Rice and peas is not a dish, I suspect, that generally merits a garnish, but nevertheless, Ramoutar admits she’s taken yet more liberties by strewing the rice with pomegranate seeds and fried lime peel; both “bring a great tang and cashew nuts add a pleasant crunch”. They do indeed; not canonical, perhaps, but if you’d like to dress up a dish which is (and I say this very fondly), not a looker, then a scattering of garnet seeds and lightly toasted nuts does work wonders. To my mind, though, rice and peas are beautiful just as they are; served in a great big bowl, accompaniments entirely optional.

(serves 6)

200g dried kidney beans, soaked overnight

1 garlic clove, squashed

1 onion, finely chopped

180g smoked bacon lardons

400ml coconut milk

¼ tsp ground allspice

400g long grain rice

2 sprigs of thyme

1 scotch bonnet chilli

2 tsp butter or coconut oil (optional)

Put the soaked, drained beans in a large pan with 1 litre water and the garlic. Bring to a simmer, then turn down the heat, cover and cook until just tender; depending on the age of your beans, this should take between 1 and 2 hours.
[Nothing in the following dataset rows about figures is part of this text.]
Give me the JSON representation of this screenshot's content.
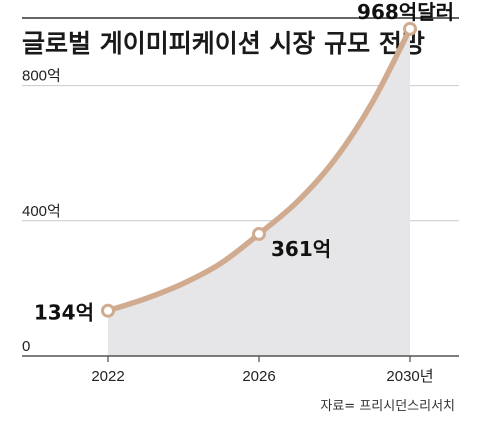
{
  "chart_data": {
    "type": "area",
    "title": "글로벌 게이미피케이션 시장 규모 전망",
    "xlabel": "",
    "ylabel": "",
    "x": [
      2022,
      2023,
      2024,
      2025,
      2026,
      2027,
      2028,
      2029,
      2030
    ],
    "series": [
      {
        "values": [
          134,
          170,
          215,
          275,
          361,
          455,
          580,
          750,
          968
        ]
      }
    ],
    "ylim": [
      0,
      1000
    ],
    "y_ticks": [
      {
        "value": 0,
        "label": "0"
      },
      {
        "value": 400,
        "label": "400억"
      },
      {
        "value": 800,
        "label": "800억"
      }
    ],
    "x_ticks": [
      {
        "value": 2022,
        "label": "2022"
      },
      {
        "value": 2026,
        "label": "2026"
      },
      {
        "value": 2030,
        "label": "2030년"
      }
    ],
    "data_labels": [
      {
        "x": 2022,
        "value": 134,
        "label": "134억"
      },
      {
        "x": 2026,
        "value": 361,
        "label": "361억"
      },
      {
        "x": 2030,
        "value": 968,
        "label": "968억달러"
      }
    ],
    "grid": true,
    "legend": "none",
    "source": "자료= 프리시던스리서치",
    "colors": {
      "line": "#d1ab8f",
      "fill": "#e6e6e8",
      "grid": "#c9c9c9",
      "axis": "#555555",
      "title": "#1a1a1a",
      "label_accent": "#6b4c39",
      "marker_fill": "#ffffff"
    }
  }
}
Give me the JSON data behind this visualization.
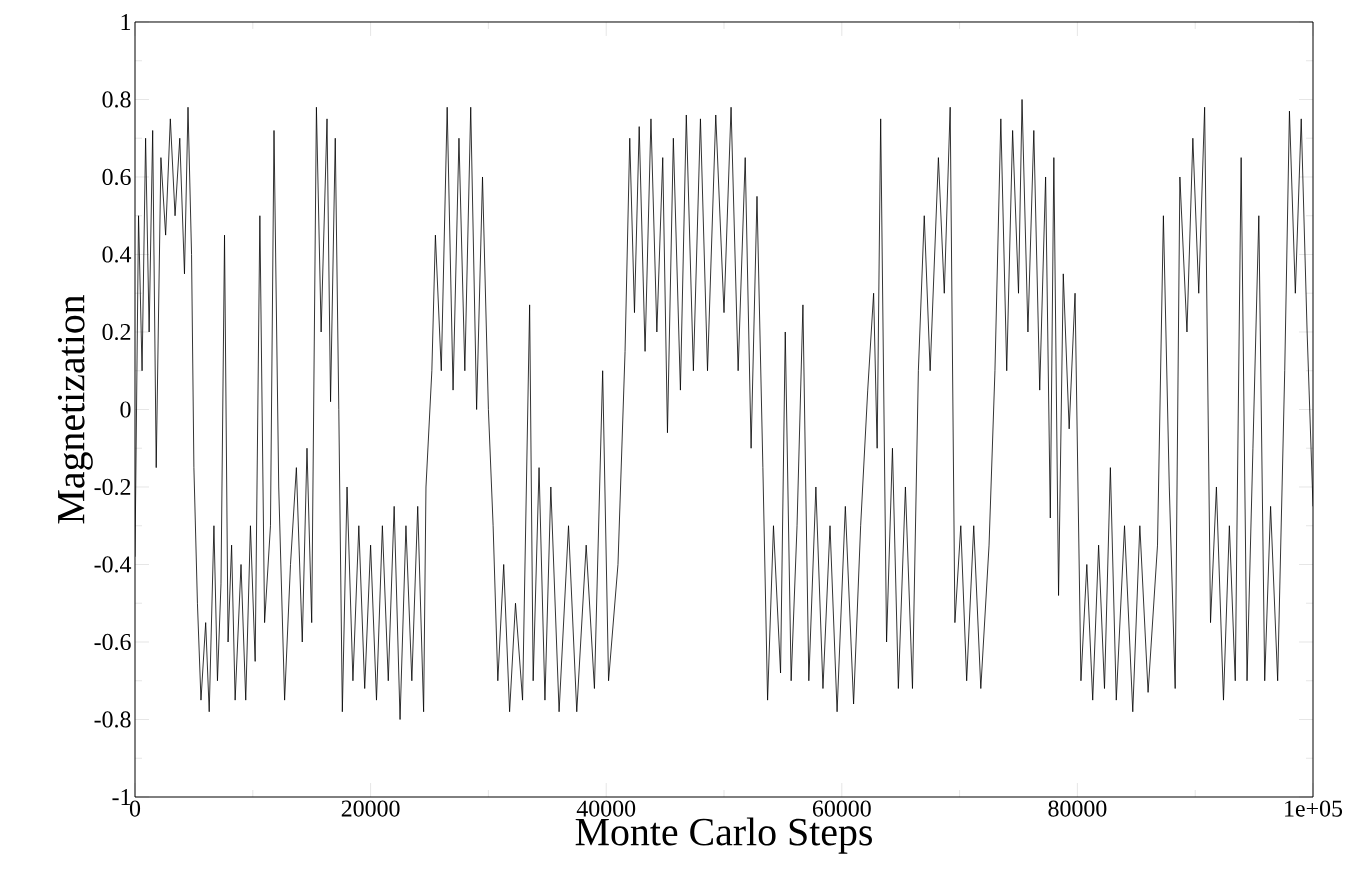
{
  "chart_data": {
    "type": "line",
    "xlabel": "Monte Carlo Steps",
    "ylabel": "Magnetization",
    "color": "#000000",
    "marker": "none",
    "line_style": "solid",
    "xlim": [
      0,
      100000
    ],
    "ylim": [
      -1,
      1
    ],
    "xticks": [
      0,
      20000,
      40000,
      60000,
      80000,
      {
        "value": 100000,
        "label": "1e+05"
      }
    ],
    "yticks": [
      -1,
      -0.8,
      -0.6,
      -0.4,
      -0.2,
      0,
      0.2,
      0.4,
      0.6,
      0.8,
      1
    ],
    "x": [
      0,
      300,
      600,
      900,
      1200,
      1500,
      1800,
      2200,
      2600,
      3000,
      3400,
      3800,
      4200,
      4500,
      4800,
      5000,
      5300,
      5600,
      6000,
      6300,
      6700,
      7000,
      7300,
      7600,
      7900,
      8200,
      8500,
      9000,
      9400,
      9800,
      10200,
      10600,
      11000,
      11500,
      11800,
      12200,
      12700,
      13200,
      13700,
      14200,
      14600,
      15000,
      15400,
      15800,
      16300,
      16600,
      17000,
      17300,
      17600,
      18000,
      18500,
      19000,
      19500,
      20000,
      20500,
      21000,
      21500,
      22000,
      22500,
      23000,
      23500,
      24000,
      24500,
      24700,
      25200,
      25500,
      26000,
      26500,
      27000,
      27500,
      28000,
      28500,
      29000,
      29500,
      30000,
      30400,
      30800,
      31300,
      31800,
      32300,
      32900,
      33500,
      33800,
      34300,
      34800,
      35300,
      36000,
      36800,
      37500,
      38300,
      39000,
      39700,
      40200,
      41000,
      41600,
      42000,
      42400,
      42800,
      43300,
      43800,
      44300,
      44800,
      45200,
      45700,
      46300,
      46800,
      47400,
      48000,
      48600,
      49300,
      50000,
      50600,
      51200,
      51800,
      52300,
      52800,
      53300,
      53700,
      54200,
      54800,
      55200,
      55700,
      56200,
      56700,
      57200,
      57800,
      58400,
      59000,
      59600,
      60300,
      61000,
      61600,
      62200,
      62700,
      63000,
      63300,
      63800,
      64300,
      64800,
      65400,
      66000,
      66500,
      67000,
      67500,
      68200,
      68700,
      69200,
      69600,
      70100,
      70600,
      71200,
      71800,
      72500,
      73000,
      73500,
      74000,
      74500,
      75000,
      75300,
      75800,
      76300,
      76800,
      77300,
      77700,
      78000,
      78400,
      78800,
      79300,
      79800,
      80300,
      80800,
      81300,
      81800,
      82300,
      82800,
      83300,
      84000,
      84700,
      85300,
      86000,
      86800,
      87300,
      87800,
      88300,
      88700,
      89300,
      89800,
      90300,
      90800,
      91300,
      91800,
      92400,
      92900,
      93400,
      93900,
      94400,
      94900,
      95400,
      95900,
      96400,
      97000,
      97600,
      98000,
      98500,
      99000,
      99500,
      100000
    ],
    "values": [
      -0.38,
      0.5,
      0.1,
      0.7,
      0.2,
      0.72,
      -0.15,
      0.65,
      0.45,
      0.75,
      0.5,
      0.7,
      0.35,
      0.78,
      0.4,
      -0.15,
      -0.5,
      -0.75,
      -0.55,
      -0.78,
      -0.3,
      -0.7,
      -0.45,
      0.45,
      -0.6,
      -0.35,
      -0.75,
      -0.4,
      -0.75,
      -0.3,
      -0.65,
      0.5,
      -0.55,
      -0.3,
      0.72,
      -0.2,
      -0.75,
      -0.4,
      -0.15,
      -0.6,
      -0.1,
      -0.55,
      0.78,
      0.2,
      0.75,
      0.02,
      0.7,
      0.0,
      -0.78,
      -0.2,
      -0.7,
      -0.3,
      -0.72,
      -0.35,
      -0.75,
      -0.3,
      -0.7,
      -0.25,
      -0.8,
      -0.3,
      -0.7,
      -0.25,
      -0.78,
      -0.2,
      0.1,
      0.45,
      0.1,
      0.78,
      0.05,
      0.7,
      0.1,
      0.78,
      0.0,
      0.6,
      0.0,
      -0.3,
      -0.7,
      -0.4,
      -0.78,
      -0.5,
      -0.75,
      0.27,
      -0.7,
      -0.15,
      -0.75,
      -0.2,
      -0.78,
      -0.3,
      -0.78,
      -0.35,
      -0.72,
      0.1,
      -0.7,
      -0.4,
      0.15,
      0.7,
      0.25,
      0.73,
      0.15,
      0.75,
      0.2,
      0.65,
      -0.06,
      0.7,
      0.05,
      0.76,
      0.1,
      0.75,
      0.1,
      0.76,
      0.25,
      0.78,
      0.1,
      0.65,
      -0.1,
      0.55,
      -0.15,
      -0.75,
      -0.3,
      -0.68,
      0.2,
      -0.7,
      -0.3,
      0.27,
      -0.7,
      -0.2,
      -0.72,
      -0.3,
      -0.78,
      -0.25,
      -0.76,
      -0.3,
      0.05,
      0.3,
      -0.1,
      0.75,
      -0.6,
      -0.1,
      -0.72,
      -0.2,
      -0.72,
      0.1,
      0.5,
      0.1,
      0.65,
      0.3,
      0.78,
      -0.55,
      -0.3,
      -0.7,
      -0.3,
      -0.72,
      -0.35,
      0.1,
      0.75,
      0.1,
      0.72,
      0.3,
      0.8,
      0.2,
      0.72,
      0.05,
      0.6,
      -0.28,
      0.65,
      -0.48,
      0.35,
      -0.05,
      0.3,
      -0.7,
      -0.4,
      -0.75,
      -0.35,
      -0.72,
      -0.15,
      -0.75,
      -0.3,
      -0.78,
      -0.3,
      -0.73,
      -0.35,
      0.5,
      -0.2,
      -0.72,
      0.6,
      0.2,
      0.7,
      0.3,
      0.78,
      -0.55,
      -0.2,
      -0.75,
      -0.3,
      -0.7,
      0.65,
      -0.7,
      -0.1,
      0.5,
      -0.7,
      -0.25,
      -0.7,
      0.1,
      0.77,
      0.3,
      0.75,
      0.2,
      -0.25
    ]
  }
}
Add the onion and bacon and cook for another 30 minutes. Meanwhile rinse the rice well in cold water until the water runs clear.

Stir in the coconut milk and allspice, followed by the rice, then tuck the thyme and whole chilli into the rice and add the fat if using. The liquid should come about 3cm above the level of the rice and beans. Season, bring to a simmer, then cover tightly, turn the heat right down and cook for about 30 minutes without removing the lid.

Locate and carefully remove the chilli, garlic and thyme. Fork through the rice to fluff it up, then season to taste.

Rice and peas, peas and rice; even, perhaps, stretching the concept a bit, risi e bisi: how do you make it, and what does it mean to you? How does it vary from island to island, even continent to continent, and do you still save it for Sundays?